Criativo e versátil, Paulo criou algumas identidades cômicas para shows e eventos, como Berenice de Almeida Teodoro Brandom, socialite que mora no Leblon; Bichatman, releitura do Batman abandonado pelo mundo dos super-heróis; Félix Bicha Má, inspirado no papel de Matheus Solano na novela Amor à vida; e Dinho Ouro Black, imitação do cantor da banda Capital Inicial.
“Não faço stand up ainda, minhas apresentações se resumem aos personagens próprios e às imitações, que incluem cantores e bandas como Malta, Ana Carolina e Maria Bethânia, cantando ‘Na batida’ da Anitta”, destaca o artista.

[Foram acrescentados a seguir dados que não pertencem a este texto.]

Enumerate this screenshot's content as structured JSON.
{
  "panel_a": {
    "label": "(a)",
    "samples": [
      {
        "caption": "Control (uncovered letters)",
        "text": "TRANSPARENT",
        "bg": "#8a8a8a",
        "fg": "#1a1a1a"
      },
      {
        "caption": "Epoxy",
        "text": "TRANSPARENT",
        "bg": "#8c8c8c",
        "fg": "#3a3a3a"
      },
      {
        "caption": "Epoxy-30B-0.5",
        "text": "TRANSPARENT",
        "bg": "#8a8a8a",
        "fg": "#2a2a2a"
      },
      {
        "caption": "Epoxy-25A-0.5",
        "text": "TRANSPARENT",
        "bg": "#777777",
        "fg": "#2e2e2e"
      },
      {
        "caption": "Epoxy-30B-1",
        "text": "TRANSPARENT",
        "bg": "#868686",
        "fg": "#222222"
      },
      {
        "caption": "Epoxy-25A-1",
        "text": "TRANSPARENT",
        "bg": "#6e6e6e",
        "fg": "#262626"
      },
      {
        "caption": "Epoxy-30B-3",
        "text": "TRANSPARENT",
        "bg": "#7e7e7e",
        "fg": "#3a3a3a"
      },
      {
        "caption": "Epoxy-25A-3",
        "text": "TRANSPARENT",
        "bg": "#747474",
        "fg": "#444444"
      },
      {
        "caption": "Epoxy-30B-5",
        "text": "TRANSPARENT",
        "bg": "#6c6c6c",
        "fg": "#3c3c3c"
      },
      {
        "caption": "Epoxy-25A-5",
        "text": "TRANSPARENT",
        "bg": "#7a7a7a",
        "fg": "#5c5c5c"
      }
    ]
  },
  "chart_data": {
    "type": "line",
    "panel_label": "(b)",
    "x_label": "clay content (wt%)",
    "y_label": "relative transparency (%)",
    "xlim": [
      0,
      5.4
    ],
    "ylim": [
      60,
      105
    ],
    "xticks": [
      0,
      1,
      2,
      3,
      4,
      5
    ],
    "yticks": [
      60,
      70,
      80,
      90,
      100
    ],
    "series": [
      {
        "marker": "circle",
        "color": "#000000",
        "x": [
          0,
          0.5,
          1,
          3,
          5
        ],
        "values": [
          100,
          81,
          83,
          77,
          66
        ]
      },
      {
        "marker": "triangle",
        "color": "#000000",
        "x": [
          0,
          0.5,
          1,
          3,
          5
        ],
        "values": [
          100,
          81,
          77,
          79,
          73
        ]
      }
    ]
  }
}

Além de ficar em cartaz no Teatro Miguel Falabella (Norte Shopping) até dia 28 de junho com “A Cigarra e a Formiga O Musical”, Paulo aposta no seu novo canal na internet e continua fazendo shows de humor no Rio de Janeiro. “Em breve quero estar em Bauru, a cidade que tanto amo e vou, sempre que posso, para visitar meus familiares e amigos”, adianta.
Comédia online
Paulo Eduardo acaba de criar um novo canal de humor chamado “Chuck Nozes” com os atores comediantes Adriana Bengozi e Raul Franco. “Estamos apostando neste canal que fala de assuntos cotidianos e também faz críticas, tudo levado para o lado do humor”, avisa. Presente no YouTube, Facebook, Instagram, Twitter e em um site próprio, Paulo vai ao encontro do público e mantém grande proximidade com os fãs. “Meu contato com eles é de amizade, retribuo da melhor forma possível. Sem o público não conseguiria trabalhar e muito menos ter vontade de criar algo novo”, reconhece. Para saber mais acesse www.pauloeduardocampos.com.br
Alegria com respeito
Entre os personagens de Paulo Eduardo Campos há sátiras e muitas brincadeiras, claro. Só que agora, o que antes era visto como piada pode ofender, gerar polêmica... Mudou o modo de fazer rir? “Acredito que no tempo da TV Pirata e de Os Trapalhões, por exemplo, as pessoas riam e entendiam as piadas com negros e homossexuais, não ligavam. Infelizmente estamos regredindo e hoje temos, antes da apresentação, saber o que vamos falar e para quem falar”, lamenta. O segredo dele é usar poucos palavrões e mostrar que atrás dos tipos caricatos há bom humor e respeito.